Having been told that QE is a possibility, Europe's politicians may get increasingly exercised by the failure of the ECB to use such a program to help the economy, especially if growth remains anemic and inflation, at 0.5 percent, stays below the ECB's target of just below 2 percent.
"Unless growth returns, I expect that European politicians will start to put him under more pressure to implement unconventional policy measures such as QE," said Jenkins. "These wolves will huff and puff until they blow the ECB's defenses down."
Draghi is also likely to be grilled about the health of Europe's financial system days after concern over a Portuguese bank caused market gyrations.

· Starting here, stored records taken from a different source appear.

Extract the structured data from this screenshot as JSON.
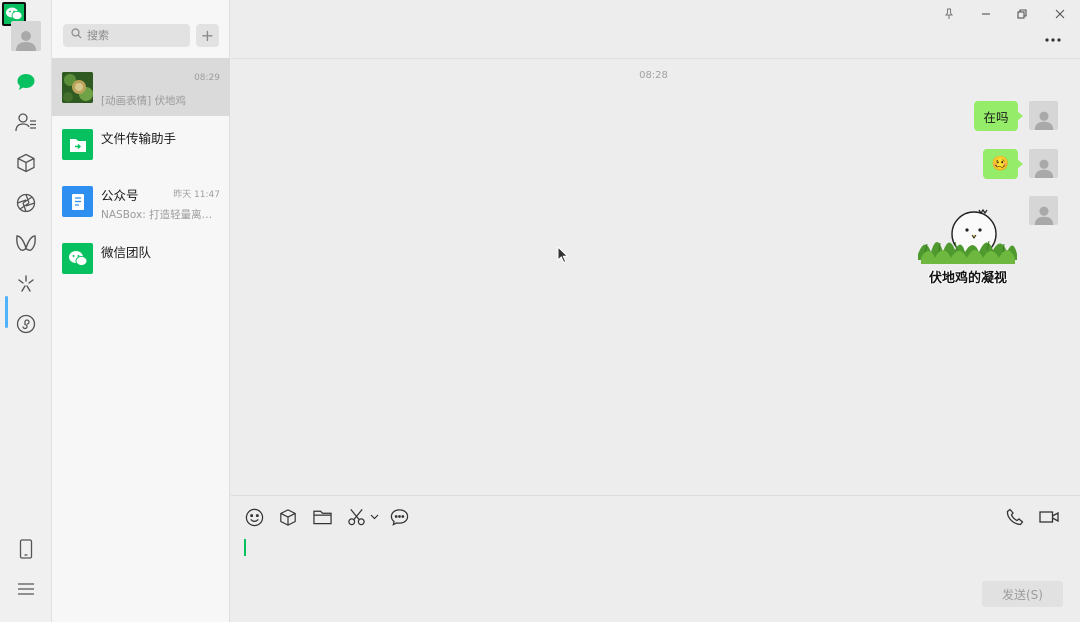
{
  "colors": {
    "accent": "#07c160",
    "bubble": "#95ec69",
    "rail_indicator": "#4fb3ff"
  },
  "rail": {
    "items": [
      {
        "icon": "chat-bubble-icon"
      },
      {
        "icon": "contacts-icon"
      },
      {
        "icon": "favorites-cube-icon"
      },
      {
        "icon": "moments-aperture-icon"
      },
      {
        "icon": "channels-butterfly-icon"
      },
      {
        "icon": "top-stories-icon"
      },
      {
        "icon": "mini-programs-icon"
      }
    ],
    "bottom": [
      {
        "icon": "phone-device-icon"
      },
      {
        "icon": "menu-icon"
      }
    ]
  },
  "search": {
    "placeholder": "搜索",
    "add_label": "+"
  },
  "chats": [
    {
      "name": "",
      "time": "08:29",
      "preview": "[动画表情] 伏地鸡",
      "active": true
    },
    {
      "name": "文件传输助手",
      "time": "",
      "preview": ""
    },
    {
      "name": "公众号",
      "time": "昨天 11:47",
      "preview": "NASBox: 打造轻量离线..."
    },
    {
      "name": "微信团队",
      "time": "",
      "preview": ""
    }
  ],
  "conversation": {
    "timestamp": "08:28",
    "messages": [
      {
        "type": "text",
        "text": "在吗"
      },
      {
        "type": "emoji",
        "text": "🥴"
      },
      {
        "type": "sticker",
        "caption": "伏地鸡的凝视"
      }
    ]
  },
  "composer": {
    "tools": [
      "emoji-icon",
      "favorites-icon",
      "folder-icon",
      "screenshot-scissors-icon",
      "chat-history-icon"
    ],
    "calls": [
      "voice-call-icon",
      "video-call-icon"
    ],
    "send_label": "发送(S)"
  }
}
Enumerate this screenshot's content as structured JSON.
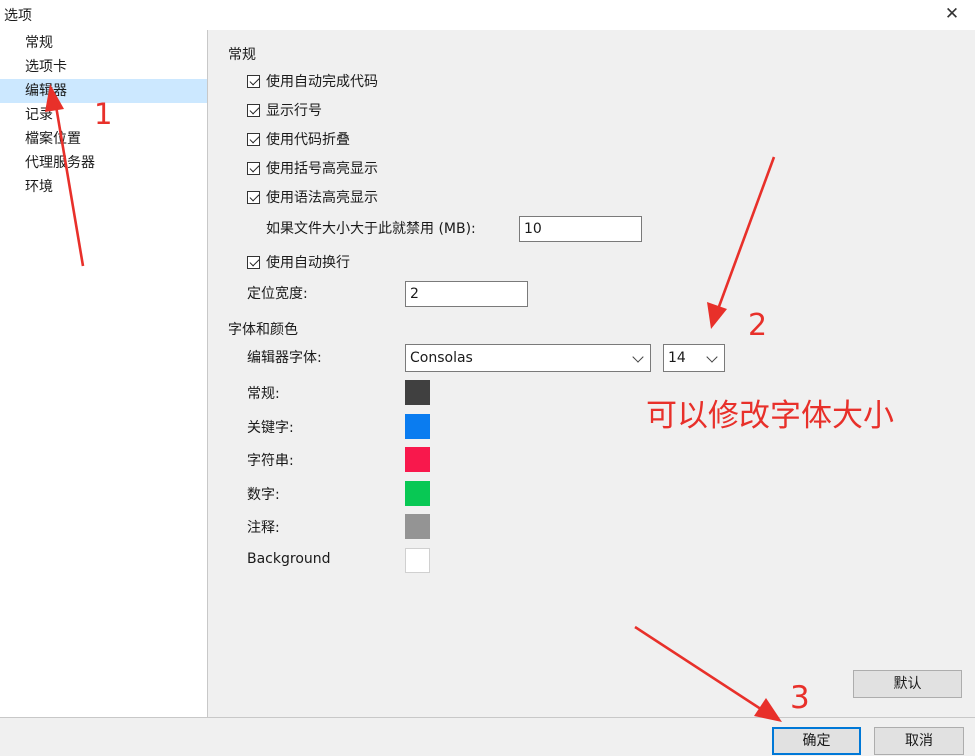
{
  "window": {
    "title": "选项",
    "close_glyph": "✕"
  },
  "sidebar": {
    "items": [
      {
        "label": "常规"
      },
      {
        "label": "选项卡"
      },
      {
        "label": "编辑器",
        "selected": true
      },
      {
        "label": "记录"
      },
      {
        "label": "檔案位置"
      },
      {
        "label": "代理服务器"
      },
      {
        "label": "环境"
      }
    ]
  },
  "editor": {
    "general_title": "常规",
    "options": [
      {
        "label": "使用自动完成代码",
        "checked": true
      },
      {
        "label": "显示行号",
        "checked": true
      },
      {
        "label": "使用代码折叠",
        "checked": true
      },
      {
        "label": "使用括号高亮显示",
        "checked": true
      },
      {
        "label": "使用语法高亮显示",
        "checked": true
      }
    ],
    "disable_if_larger_label": "如果文件大小大于此就禁用 (MB):",
    "disable_if_larger_value": "10",
    "word_wrap": {
      "label": "使用自动换行",
      "checked": true
    },
    "tab_width_label": "定位宽度:",
    "tab_width_value": "2",
    "font_section_title": "字体和颜色",
    "font_label": "编辑器字体:",
    "font_value": "Consolas",
    "font_size_value": "14",
    "colors": [
      {
        "label": "常规:",
        "color": "#404040"
      },
      {
        "label": "关键字:",
        "color": "#0a7cf0"
      },
      {
        "label": "字符串:",
        "color": "#f8184c"
      },
      {
        "label": "数字:",
        "color": "#08c854"
      },
      {
        "label": "注释:",
        "color": "#949494"
      },
      {
        "label": "Background",
        "color": "#ffffff"
      }
    ],
    "default_button": "默认"
  },
  "footer": {
    "ok_button": "确定",
    "cancel_button": "取消"
  },
  "annotations": {
    "marker_1": "1",
    "marker_2": "2",
    "marker_3": "3",
    "note": "可以修改字体大小",
    "color": "#e8302a"
  }
}
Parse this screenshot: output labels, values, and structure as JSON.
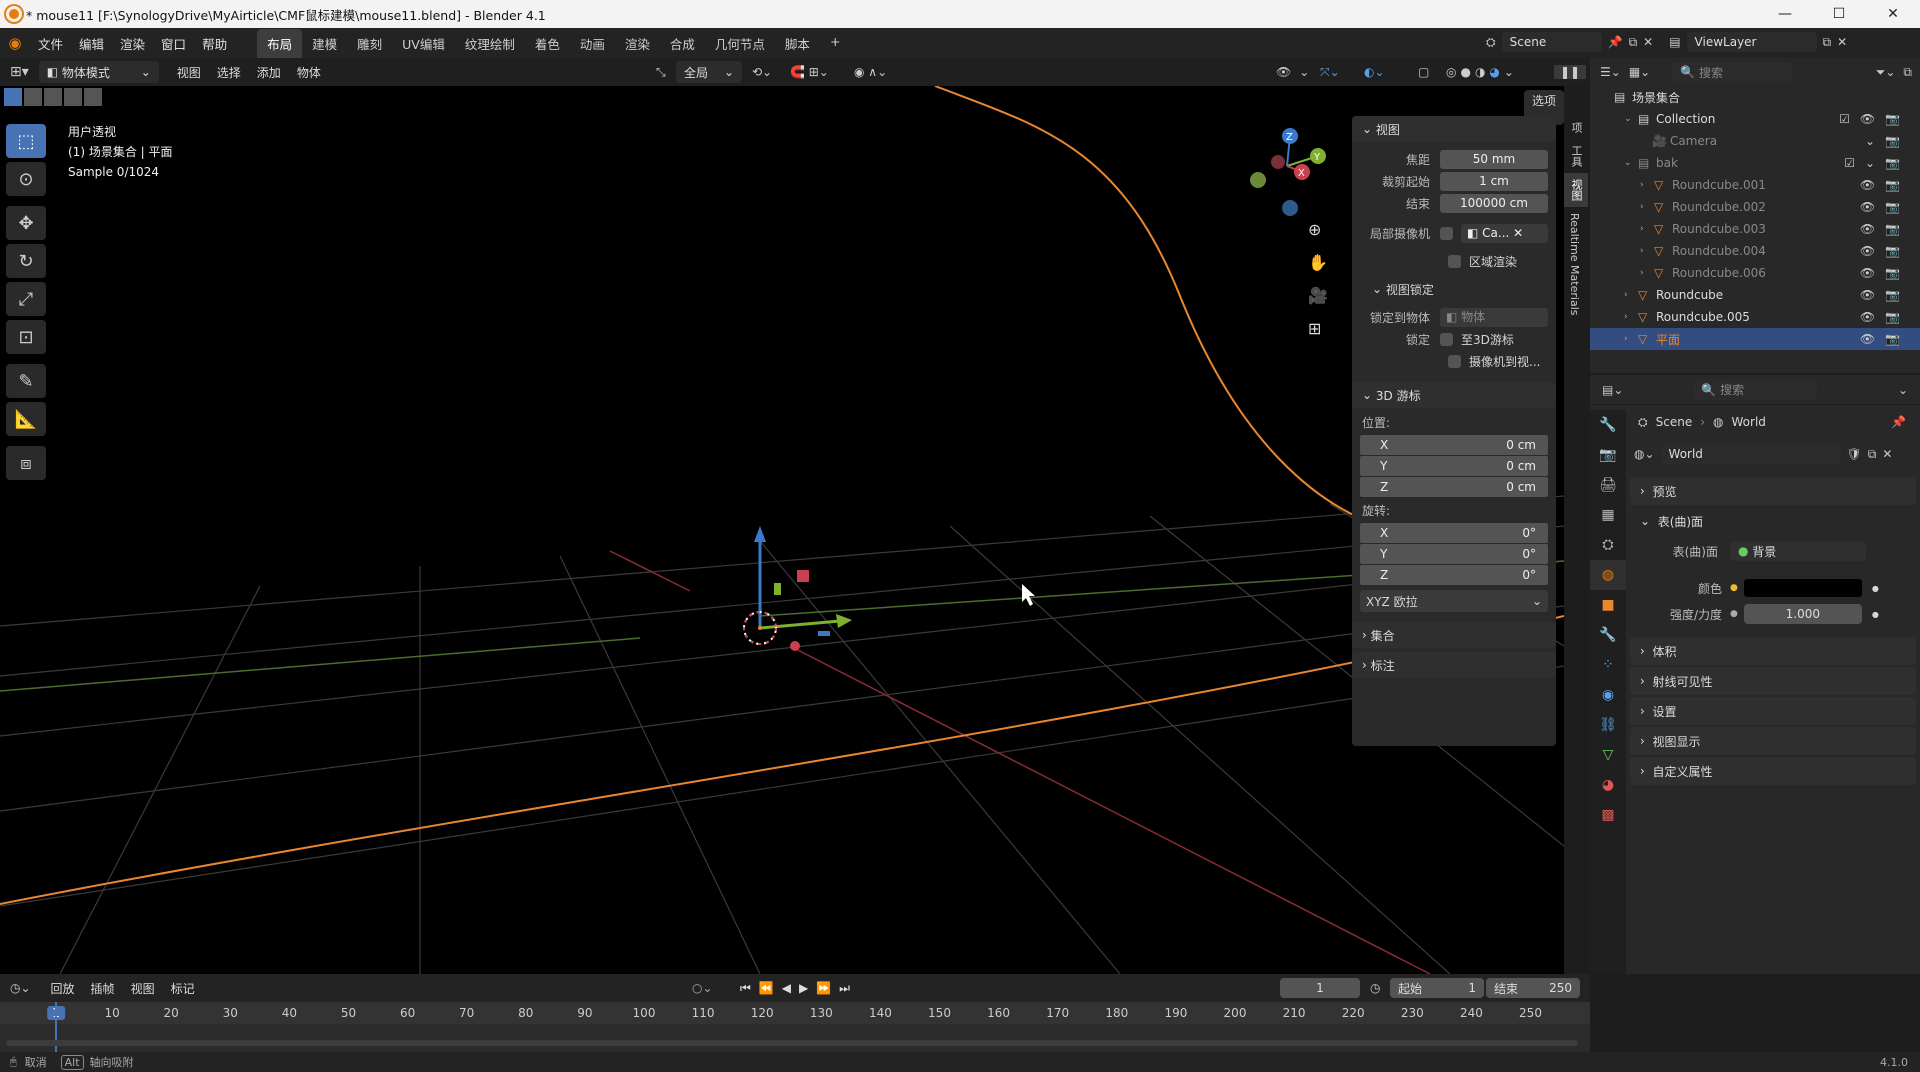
{
  "window": {
    "title": "* mouse11 [F:\\SynologyDrive\\MyAirticle\\CMF鼠标建模\\mouse11.blend] - Blender 4.1",
    "controls": [
      "—",
      "☐",
      "✕"
    ]
  },
  "menu": [
    "文件",
    "编辑",
    "渲染",
    "窗口",
    "帮助"
  ],
  "workspaces": [
    "布局",
    "建模",
    "雕刻",
    "UV编辑",
    "纹理绘制",
    "着色",
    "动画",
    "渲染",
    "合成",
    "几何节点",
    "脚本",
    "+"
  ],
  "active_workspace": "布局",
  "scene": {
    "label": "Scene"
  },
  "view_layer": {
    "label": "ViewLayer"
  },
  "viewport_header": {
    "mode": "物体模式",
    "menus": [
      "视图",
      "选择",
      "添加",
      "物体"
    ],
    "transform_orientation": "全局",
    "options_label": "选项"
  },
  "viewport": {
    "overlay_lines": [
      "用户透视",
      "(1) 场景集合 | 平面",
      "Sample 0/1024"
    ],
    "gizmo_axes": [
      "Z",
      "X",
      "Y"
    ]
  },
  "npanel": {
    "view_section": "视图",
    "focal_label": "焦距",
    "focal_value": "50 mm",
    "clip_start_label": "裁剪起始",
    "clip_start_value": "1 cm",
    "clip_end_label": "结束",
    "clip_end_value": "100000 cm",
    "local_camera_label": "局部摄像机",
    "local_camera_value": "Ca...",
    "region_render": "区域渲染",
    "view_lock_section": "视图锁定",
    "lock_to_object_label": "锁定到物体",
    "lock_to_object_placeholder": "物体",
    "lock_label": "锁定",
    "lock_3d_cursor": "至3D游标",
    "lock_camera": "摄像机到视...",
    "cursor_section": "3D 游标",
    "location_label": "位置:",
    "loc_x": "0 cm",
    "loc_y": "0 cm",
    "loc_z": "0 cm",
    "rotation_label": "旋转:",
    "rot_x": "0°",
    "rot_y": "0°",
    "rot_z": "0°",
    "rotation_mode": "XYZ 欧拉",
    "collection_section": "集合",
    "annotation_section": "标注",
    "axis_x": "X",
    "axis_y": "Y",
    "axis_z": "Z",
    "tabs": [
      "项",
      "工具",
      "视图",
      "Realtime Materials"
    ]
  },
  "outliner": {
    "search_placeholder": "搜索",
    "root": "场景集合",
    "items": [
      {
        "name": "Collection",
        "level": 1
      },
      {
        "name": "Camera",
        "level": 2
      },
      {
        "name": "bak",
        "level": 1
      },
      {
        "name": "Roundcube.001",
        "level": 2
      },
      {
        "name": "Roundcube.002",
        "level": 2
      },
      {
        "name": "Roundcube.003",
        "level": 2
      },
      {
        "name": "Roundcube.004",
        "level": 2
      },
      {
        "name": "Roundcube.006",
        "level": 2
      },
      {
        "name": "Roundcube",
        "level": 1
      },
      {
        "name": "Roundcube.005",
        "level": 1
      },
      {
        "name": "平面",
        "level": 1
      }
    ]
  },
  "properties": {
    "search_placeholder": "搜索",
    "breadcrumb_scene": "Scene",
    "breadcrumb_world": "World",
    "world_name": "World",
    "sections": [
      "预览",
      "表(曲)面",
      "体积",
      "射线可见性",
      "设置",
      "视图显示",
      "自定义属性"
    ],
    "surface_label": "表(曲)面",
    "surface_value": "背景",
    "color_label": "颜色",
    "strength_label": "强度/力度",
    "strength_value": "1.000"
  },
  "timeline": {
    "menus": [
      "回放",
      "插帧",
      "视图",
      "标记"
    ],
    "current_frame": "1",
    "start_label": "起始",
    "start_value": "1",
    "end_label": "结束",
    "end_value": "250",
    "ticks": [
      "1",
      "10",
      "20",
      "30",
      "40",
      "50",
      "60",
      "70",
      "80",
      "90",
      "100",
      "110",
      "120",
      "130",
      "140",
      "150",
      "160",
      "170",
      "180",
      "190",
      "200",
      "210",
      "220",
      "230",
      "240",
      "250"
    ]
  },
  "status": {
    "cancel": "取消",
    "alt_key": "Alt",
    "axis_snap": "轴向吸附",
    "version": "4.1.0"
  },
  "colors": {
    "accent": "#4772b3",
    "selection": "#334d80",
    "orange": "#e8872e",
    "x_axis": "#c8414e",
    "y_axis": "#7fb030",
    "z_axis": "#3a7ac8"
  }
}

The ECB has certainly been active over the past few months to heal the economy and the banks. It is reviewing the finances of Europe's largest financial groups and given them cheap loans to help get credit to businesses. It has reduced its benchmark interest rate to a record low of 0.15 percent. It also set a negative rate for the deposits bank keep at the central bank in the hope that pushes them to lend more to businesses and households instead.
It may seem counter-intuitive that the euro has been strong, particularly against the dollar, over the past few years, at a time the eurozone was embroiled in a debt crisis that threatened the single currency's very future and the Fed pumped billions of dollars every month into the U.S. economy.
Its recent resilience has been partly a by-product of Draghi's comment nearly two years ago that the ECB would do "whatever it takes" to save the euro. Since then, European markets have improved markedly, with government borrowing rates in indebted countries like Greece and Spain falling sharply.
However, the high value of the euro can work against the ECB's ambitions of shoring up the recovery and getting inflation back toward the target. It can stifle growth by hurting exports and rein in inflation by reducing the price of imports.
Without actually saying what he considers to be fair value for the euro, Draghi has made some forays into the debate. The euro, he insists, is "not a policy target" but has become "very important for our outlook on price stability."
For now, Draghi is expected to resist the pressure and continue down the same line.
"For the time being it seems likely that Draghi will stick with attempting to talk the euro lower," said Jane Foley, senior currency strategist at Rabobank International.